Experience teaches us that the only constant in life is change. But we don't always keep up with the important details - such as updating wills and other important legal documents - that should accompany big changes in our lives. Your will should always be tailored to your current life situation, not the one you faced five years ago, or maybe even just last year.
Here are some events that should nudge you toward making a new will:
- You change your mind about who you want to inherit a significant portion of your property.
- You get married. In most states, your spouse is legally entitled to claim a fixed percentage of your property after you die, unless you have a written agreement to the contrary. Depending on where you live, the amount may be as much as half of what you own. If you don't plan to change your will to leave at least half of your property to your spouse, see a lawyer.
- You are unmarried, but have a new partner. Without a will or alternate estate plan, such as a living trust, your partner will inherit nothing. To avoid this, you and your partner will probably want to make new wills right away.
- You get divorced. In several states, a final judgment of divorce (or an annulment) has no effect on any gift made by your will to your former spouse. In others, it revokes such a gift. And in still a few others, divorce revokes the entire will. No matter what state you live in, you should make a new will after a divorce.
- You have a new baby. You'll want to name a personal guardian for your new little one. This is the person you want to raise your child in the unlikely event that neither you nor the other parent is available.
- You have new stepchildren. Unless you legally adopt stepchildren, they have no right to inherit from you. If you want to leave them a share of your property, you'll need to make a new will.
- You acquire or dispose of substantial assets, such as a home. If you leave all your property in a lump to one or more people or organizations, there is no need to change your will as your property increases or decreases. But if you've made specific gifts of property that you no longer own, you'll want to change your will to avoid leaving the intended beneficiaries out in the cold. (If you no longer own the property, the beneficiaries are out of luck; they don't get anything in lieu of it.) Likewise, if you obtain new property and you want to leave it to someone specific, you'll need to change your will to make your wishes clear.

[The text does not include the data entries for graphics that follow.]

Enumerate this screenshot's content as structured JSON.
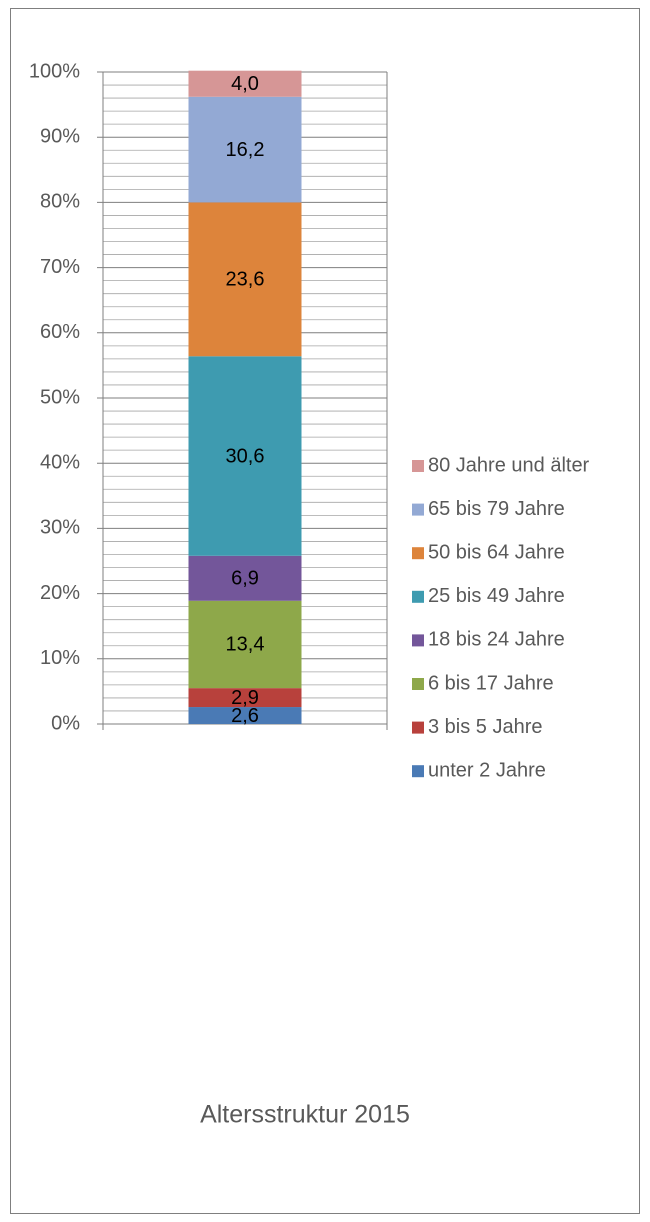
{
  "chart_data": {
    "type": "stacked_bar",
    "categories": [
      "Altersstruktur 2015"
    ],
    "series": [
      {
        "name": "unter 2 Jahre",
        "color": "#4a7ab5",
        "values": [
          2.6
        ],
        "value_labels": [
          "2,6"
        ]
      },
      {
        "name": "3 bis 5 Jahre",
        "color": "#b8413c",
        "values": [
          2.9
        ],
        "value_labels": [
          "2,9"
        ]
      },
      {
        "name": "6 bis 17 Jahre",
        "color": "#8ea84a",
        "values": [
          13.4
        ],
        "value_labels": [
          "13,4"
        ]
      },
      {
        "name": "18 bis 24 Jahre",
        "color": "#73569a",
        "values": [
          6.9
        ],
        "value_labels": [
          "6,9"
        ]
      },
      {
        "name": "25 bis 49 Jahre",
        "color": "#3e9bb0",
        "values": [
          30.6
        ],
        "value_labels": [
          "30,6"
        ]
      },
      {
        "name": "50 bis 64 Jahre",
        "color": "#dd843b",
        "values": [
          23.6
        ],
        "value_labels": [
          "23,6"
        ]
      },
      {
        "name": "65 bis 79 Jahre",
        "color": "#93a9d4",
        "values": [
          16.2
        ],
        "value_labels": [
          "16,2"
        ]
      },
      {
        "name": "80 Jahre und älter",
        "color": "#d69696",
        "values": [
          4.0
        ],
        "value_labels": [
          "4,0"
        ]
      }
    ],
    "ylim": [
      0,
      100
    ],
    "yticks": [
      {
        "value": 0,
        "label": "0%"
      },
      {
        "value": 10,
        "label": "10%"
      },
      {
        "value": 20,
        "label": "20%"
      },
      {
        "value": 30,
        "label": "30%"
      },
      {
        "value": 40,
        "label": "40%"
      },
      {
        "value": 50,
        "label": "50%"
      },
      {
        "value": 60,
        "label": "60%"
      },
      {
        "value": 70,
        "label": "70%"
      },
      {
        "value": 80,
        "label": "80%"
      },
      {
        "value": 90,
        "label": "90%"
      },
      {
        "value": 100,
        "label": "100%"
      }
    ],
    "minor_yticks": [
      2,
      4,
      6,
      8,
      12,
      14,
      16,
      18,
      22,
      24,
      26,
      28,
      32,
      34,
      36,
      38,
      42,
      44,
      46,
      48,
      52,
      54,
      56,
      58,
      62,
      64,
      66,
      68,
      72,
      74,
      76,
      78,
      82,
      84,
      86,
      88,
      92,
      94,
      96,
      98
    ],
    "grid": true,
    "legend": "right"
  }
}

- You're married and move from a community property state to a common law property state, or vice versa. Community property and common law property states view the ownership of property by married couples somewhat differently. This means that what both you and your spouse own may change if you move from one type of state to the other. Of course, if you plan to leave all or the bulk of your property to your spouse, its official ownership status isn't important, and it's not necessary to change your will.

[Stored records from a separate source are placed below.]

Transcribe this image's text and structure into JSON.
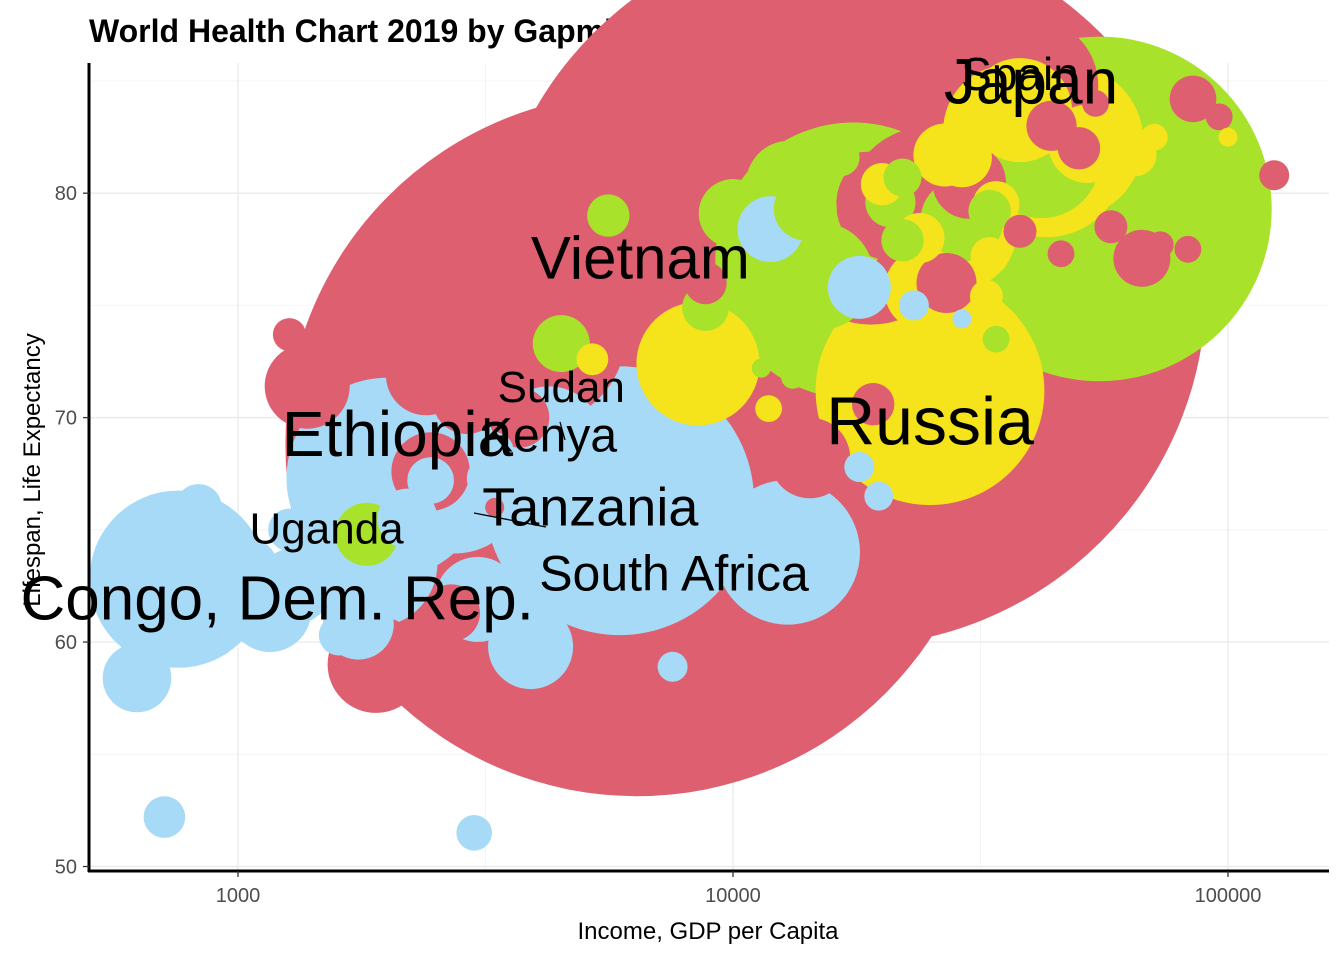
{
  "chart_data": {
    "type": "scatter",
    "title": "World Health Chart 2019 by Gapminder",
    "xlabel": "Income, GDP per Capita",
    "ylabel": "Lifespan, Life Expectancy",
    "x_scale": "log10",
    "xlim": [
      500,
      160000
    ],
    "ylim": [
      49.8,
      85.8
    ],
    "x_ticks": [
      1000,
      10000,
      100000
    ],
    "x_tick_labels": [
      "1000",
      "10000",
      "100000"
    ],
    "y_ticks": [
      50,
      60,
      70,
      80
    ],
    "y_tick_labels": [
      "50",
      "60",
      "70",
      "80"
    ],
    "grid": true,
    "legend": "none",
    "colors": {
      "africa": "#a6daf6",
      "asia": "#de5f6f",
      "americas": "#a8e22a",
      "europe": "#f5e31c"
    },
    "points": [
      {
        "x": 757,
        "y": 62.8,
        "pop": 87,
        "region": "africa"
      },
      {
        "x": 625,
        "y": 58.4,
        "pop": 13,
        "region": "africa"
      },
      {
        "x": 710,
        "y": 52.2,
        "pop": 4.8,
        "region": "africa"
      },
      {
        "x": 832,
        "y": 66.0,
        "pop": 6,
        "region": "africa"
      },
      {
        "x": 1000,
        "y": 62.9,
        "pop": 21,
        "region": "africa"
      },
      {
        "x": 1160,
        "y": 61.4,
        "pop": 19,
        "region": "africa"
      },
      {
        "x": 1300,
        "y": 62.5,
        "pop": 16,
        "region": "africa"
      },
      {
        "x": 1270,
        "y": 65.0,
        "pop": 5,
        "region": "africa"
      },
      {
        "x": 1550,
        "y": 63.8,
        "pop": 24,
        "region": "africa"
      },
      {
        "x": 1600,
        "y": 60.3,
        "pop": 4.5,
        "region": "africa"
      },
      {
        "x": 1750,
        "y": 60.8,
        "pop": 14,
        "region": "africa"
      },
      {
        "x": 1880,
        "y": 63.5,
        "pop": 45,
        "region": "africa"
      },
      {
        "x": 2000,
        "y": 67.3,
        "pop": 112,
        "region": "africa"
      },
      {
        "x": 2200,
        "y": 65.5,
        "pop": 10,
        "region": "africa"
      },
      {
        "x": 2450,
        "y": 67.2,
        "pop": 6,
        "region": "africa"
      },
      {
        "x": 2750,
        "y": 67.0,
        "pop": 52,
        "region": "africa"
      },
      {
        "x": 3200,
        "y": 67.3,
        "pop": 5,
        "region": "africa"
      },
      {
        "x": 3050,
        "y": 61.9,
        "pop": 20,
        "region": "africa"
      },
      {
        "x": 3000,
        "y": 51.5,
        "pop": 3.5,
        "region": "africa"
      },
      {
        "x": 3950,
        "y": 61.5,
        "pop": 8,
        "region": "africa"
      },
      {
        "x": 3900,
        "y": 59.8,
        "pop": 20,
        "region": "africa"
      },
      {
        "x": 3300,
        "y": 68.5,
        "pop": 4,
        "region": "africa"
      },
      {
        "x": 4250,
        "y": 69.0,
        "pop": 32,
        "region": "africa"
      },
      {
        "x": 4700,
        "y": 67.0,
        "pop": 25,
        "region": "africa"
      },
      {
        "x": 5600,
        "y": 64.5,
        "pop": 8,
        "region": "africa"
      },
      {
        "x": 5900,
        "y": 66.3,
        "pop": 200,
        "region": "africa"
      },
      {
        "x": 7550,
        "y": 58.9,
        "pop": 2.5,
        "region": "africa"
      },
      {
        "x": 9000,
        "y": 66.0,
        "pop": 4,
        "region": "africa"
      },
      {
        "x": 10700,
        "y": 66.0,
        "pop": 2.5,
        "region": "africa"
      },
      {
        "x": 12900,
        "y": 64.0,
        "pop": 58,
        "region": "africa"
      },
      {
        "x": 18000,
        "y": 67.8,
        "pop": 2.5,
        "region": "africa"
      },
      {
        "x": 19700,
        "y": 66.5,
        "pop": 2.3,
        "region": "africa"
      },
      {
        "x": 11900,
        "y": 78.4,
        "pop": 12,
        "region": "africa"
      },
      {
        "x": 18000,
        "y": 75.8,
        "pop": 11,
        "region": "africa"
      },
      {
        "x": 23200,
        "y": 75.0,
        "pop": 2.5,
        "region": "africa"
      },
      {
        "x": 29000,
        "y": 74.4,
        "pop": 1,
        "region": "africa"
      },
      {
        "x": 1270,
        "y": 73.7,
        "pop": 3,
        "region": "asia"
      },
      {
        "x": 1380,
        "y": 71.4,
        "pop": 20,
        "region": "asia"
      },
      {
        "x": 2400,
        "y": 71.9,
        "pop": 18,
        "region": "asia"
      },
      {
        "x": 2850,
        "y": 72.4,
        "pop": 10,
        "region": "asia"
      },
      {
        "x": 2900,
        "y": 70.8,
        "pop": 13,
        "region": "asia"
      },
      {
        "x": 2450,
        "y": 67.6,
        "pop": 17,
        "region": "asia"
      },
      {
        "x": 1900,
        "y": 59.0,
        "pop": 26,
        "region": "asia"
      },
      {
        "x": 2700,
        "y": 61.3,
        "pop": 9,
        "region": "asia"
      },
      {
        "x": 3300,
        "y": 66.0,
        "pop": 1,
        "region": "asia"
      },
      {
        "x": 3950,
        "y": 73.8,
        "pop": 96,
        "region": "asia"
      },
      {
        "x": 3700,
        "y": 70.0,
        "pop": 10,
        "region": "asia"
      },
      {
        "x": 6400,
        "y": 68.8,
        "pop": 1370,
        "region": "asia"
      },
      {
        "x": 6900,
        "y": 75.2,
        "pop": 44,
        "region": "asia"
      },
      {
        "x": 8400,
        "y": 76.8,
        "pop": 4,
        "region": "asia"
      },
      {
        "x": 8800,
        "y": 76.0,
        "pop": 5,
        "region": "asia"
      },
      {
        "x": 11500,
        "y": 72.3,
        "pop": 270,
        "region": "asia"
      },
      {
        "x": 12800,
        "y": 68.9,
        "pop": 3,
        "region": "asia"
      },
      {
        "x": 14300,
        "y": 68.2,
        "pop": 18,
        "region": "asia"
      },
      {
        "x": 17000,
        "y": 75.8,
        "pop": 1430,
        "region": "asia"
      },
      {
        "x": 19200,
        "y": 70.6,
        "pop": 5,
        "region": "asia"
      },
      {
        "x": 19000,
        "y": 78.0,
        "pop": 83,
        "region": "asia"
      },
      {
        "x": 21000,
        "y": 79.5,
        "pop": 35,
        "region": "asia"
      },
      {
        "x": 25000,
        "y": 79.2,
        "pop": 80,
        "region": "asia"
      },
      {
        "x": 27000,
        "y": 76.0,
        "pop": 10,
        "region": "asia"
      },
      {
        "x": 30000,
        "y": 80.5,
        "pop": 15,
        "region": "asia"
      },
      {
        "x": 38000,
        "y": 78.3,
        "pop": 3,
        "region": "asia"
      },
      {
        "x": 40000,
        "y": 84.8,
        "pop": 50,
        "region": "asia"
      },
      {
        "x": 44000,
        "y": 83.0,
        "pop": 7,
        "region": "asia"
      },
      {
        "x": 46000,
        "y": 77.3,
        "pop": 2,
        "region": "asia"
      },
      {
        "x": 50000,
        "y": 82.0,
        "pop": 5,
        "region": "asia"
      },
      {
        "x": 54000,
        "y": 84.0,
        "pop": 2,
        "region": "asia"
      },
      {
        "x": 58000,
        "y": 78.5,
        "pop": 3,
        "region": "asia"
      },
      {
        "x": 67000,
        "y": 77.1,
        "pop": 9,
        "region": "asia"
      },
      {
        "x": 73000,
        "y": 77.7,
        "pop": 2,
        "region": "asia"
      },
      {
        "x": 83000,
        "y": 77.5,
        "pop": 2,
        "region": "asia"
      },
      {
        "x": 85000,
        "y": 84.2,
        "pop": 6,
        "region": "asia"
      },
      {
        "x": 96000,
        "y": 83.4,
        "pop": 2,
        "region": "asia"
      },
      {
        "x": 124000,
        "y": 80.8,
        "pop": 2.5,
        "region": "asia"
      },
      {
        "x": 1820,
        "y": 64.8,
        "pop": 11,
        "region": "americas"
      },
      {
        "x": 4500,
        "y": 73.3,
        "pop": 9,
        "region": "americas"
      },
      {
        "x": 5600,
        "y": 79.0,
        "pop": 5,
        "region": "americas"
      },
      {
        "x": 8800,
        "y": 74.9,
        "pop": 6,
        "region": "americas"
      },
      {
        "x": 10000,
        "y": 79.1,
        "pop": 13,
        "region": "americas"
      },
      {
        "x": 10500,
        "y": 76.8,
        "pop": 1,
        "region": "americas"
      },
      {
        "x": 11400,
        "y": 72.2,
        "pop": 1,
        "region": "americas"
      },
      {
        "x": 13200,
        "y": 71.8,
        "pop": 1.5,
        "region": "americas"
      },
      {
        "x": 13000,
        "y": 80.4,
        "pop": 21,
        "region": "americas"
      },
      {
        "x": 14000,
        "y": 79.3,
        "pop": 11,
        "region": "americas"
      },
      {
        "x": 14000,
        "y": 76.1,
        "pop": 31,
        "region": "americas"
      },
      {
        "x": 15000,
        "y": 78.6,
        "pop": 50,
        "region": "americas"
      },
      {
        "x": 15000,
        "y": 76.3,
        "pop": 32,
        "region": "americas"
      },
      {
        "x": 16500,
        "y": 81.6,
        "pop": 4,
        "region": "americas"
      },
      {
        "x": 17500,
        "y": 77.0,
        "pop": 211,
        "region": "americas"
      },
      {
        "x": 20800,
        "y": 79.6,
        "pop": 7,
        "region": "americas"
      },
      {
        "x": 22000,
        "y": 77.9,
        "pop": 5,
        "region": "americas"
      },
      {
        "x": 22000,
        "y": 80.7,
        "pop": 4,
        "region": "americas"
      },
      {
        "x": 29000,
        "y": 78.8,
        "pop": 19,
        "region": "americas"
      },
      {
        "x": 33000,
        "y": 79.2,
        "pop": 5,
        "region": "americas"
      },
      {
        "x": 34000,
        "y": 73.5,
        "pop": 2,
        "region": "americas"
      },
      {
        "x": 40000,
        "y": 76.3,
        "pop": 1,
        "region": "americas"
      },
      {
        "x": 42000,
        "y": 81.5,
        "pop": 38,
        "region": "americas"
      },
      {
        "x": 55000,
        "y": 79.3,
        "pop": 329,
        "region": "americas"
      },
      {
        "x": 5200,
        "y": 72.6,
        "pop": 2.8,
        "region": "europe"
      },
      {
        "x": 8500,
        "y": 72.4,
        "pop": 42,
        "region": "europe"
      },
      {
        "x": 11800,
        "y": 70.4,
        "pop": 2,
        "region": "europe"
      },
      {
        "x": 20000,
        "y": 80.4,
        "pop": 5,
        "region": "europe"
      },
      {
        "x": 23800,
        "y": 78.0,
        "pop": 7,
        "region": "europe"
      },
      {
        "x": 24500,
        "y": 75.7,
        "pop": 19,
        "region": "europe"
      },
      {
        "x": 25000,
        "y": 71.2,
        "pop": 145,
        "region": "europe"
      },
      {
        "x": 26800,
        "y": 81.7,
        "pop": 11,
        "region": "europe"
      },
      {
        "x": 28500,
        "y": 78.3,
        "pop": 38,
        "region": "europe"
      },
      {
        "x": 29000,
        "y": 81.6,
        "pop": 10,
        "region": "europe"
      },
      {
        "x": 33000,
        "y": 77.2,
        "pop": 4,
        "region": "europe"
      },
      {
        "x": 32500,
        "y": 75.4,
        "pop": 3,
        "region": "europe"
      },
      {
        "x": 34000,
        "y": 79.5,
        "pop": 6,
        "region": "europe"
      },
      {
        "x": 36000,
        "y": 82.8,
        "pop": 47,
        "region": "europe"
      },
      {
        "x": 38000,
        "y": 83.7,
        "pop": 30,
        "region": "europe"
      },
      {
        "x": 43000,
        "y": 81.5,
        "pop": 67,
        "region": "europe"
      },
      {
        "x": 47000,
        "y": 82.3,
        "pop": 67,
        "region": "europe"
      },
      {
        "x": 52000,
        "y": 82.2,
        "pop": 17,
        "region": "europe"
      },
      {
        "x": 57000,
        "y": 82.0,
        "pop": 11,
        "region": "europe"
      },
      {
        "x": 60000,
        "y": 83.2,
        "pop": 5,
        "region": "europe"
      },
      {
        "x": 65000,
        "y": 81.7,
        "pop": 5,
        "region": "europe"
      },
      {
        "x": 71000,
        "y": 82.5,
        "pop": 2,
        "region": "europe"
      },
      {
        "x": 100000,
        "y": 82.5,
        "pop": 1,
        "region": "europe"
      }
    ],
    "annotations": [
      {
        "text": "Spain",
        "x": 38000,
        "y": 84.6,
        "size": 46
      },
      {
        "text": "Japan",
        "x": 40000,
        "y": 84.0,
        "size": 64
      },
      {
        "text": "Vietnam",
        "x": 6500,
        "y": 76.2,
        "size": 60
      },
      {
        "text": "Sudan",
        "x": 4500,
        "y": 70.7,
        "size": 44
      },
      {
        "text": "Kenya",
        "x": 4250,
        "y": 68.5,
        "size": 48
      },
      {
        "text": "Ethiopia",
        "x": 2100,
        "y": 68.3,
        "size": 64
      },
      {
        "text": "Russia",
        "x": 25000,
        "y": 68.8,
        "size": 68
      },
      {
        "text": "Tanzania",
        "x": 5150,
        "y": 65.2,
        "size": 54
      },
      {
        "text": "Uganda",
        "x": 1510,
        "y": 64.4,
        "size": 44
      },
      {
        "text": "South Africa",
        "x": 7600,
        "y": 62.3,
        "size": 50
      },
      {
        "text": "Congo, Dem. Rep.",
        "x": 1200,
        "y": 61.0,
        "size": 62
      }
    ]
  }
}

Two Ways to Update Your Will
One way to update a will is to add a " codicil" to it. A codicil is a sort of legal " P.S." to the will, revoking part of it or adding a provision, such as a new gift of an item of property. Simple codicils made sense in the era of typewriters, when creating a brand-new will would have been a hassle, but today they are normally a poor idea. Codicils can create confusion - sometimes even conflict - and they must be typed, dated, signed and witnessed just like a will. It's probably just as easy to make a new will.
When you make your new will, be sure to properly revoke your old one. You can do this in your new will, just by including a simple statement like this: " I revoke all wills and codicils that I have previously made." In addition, you can avoid confusion by gathering together all copies of your old will and destroying them.
Finally, remember to review your new will periodically to see if there are any changes you want to make. Once a year would not be too often.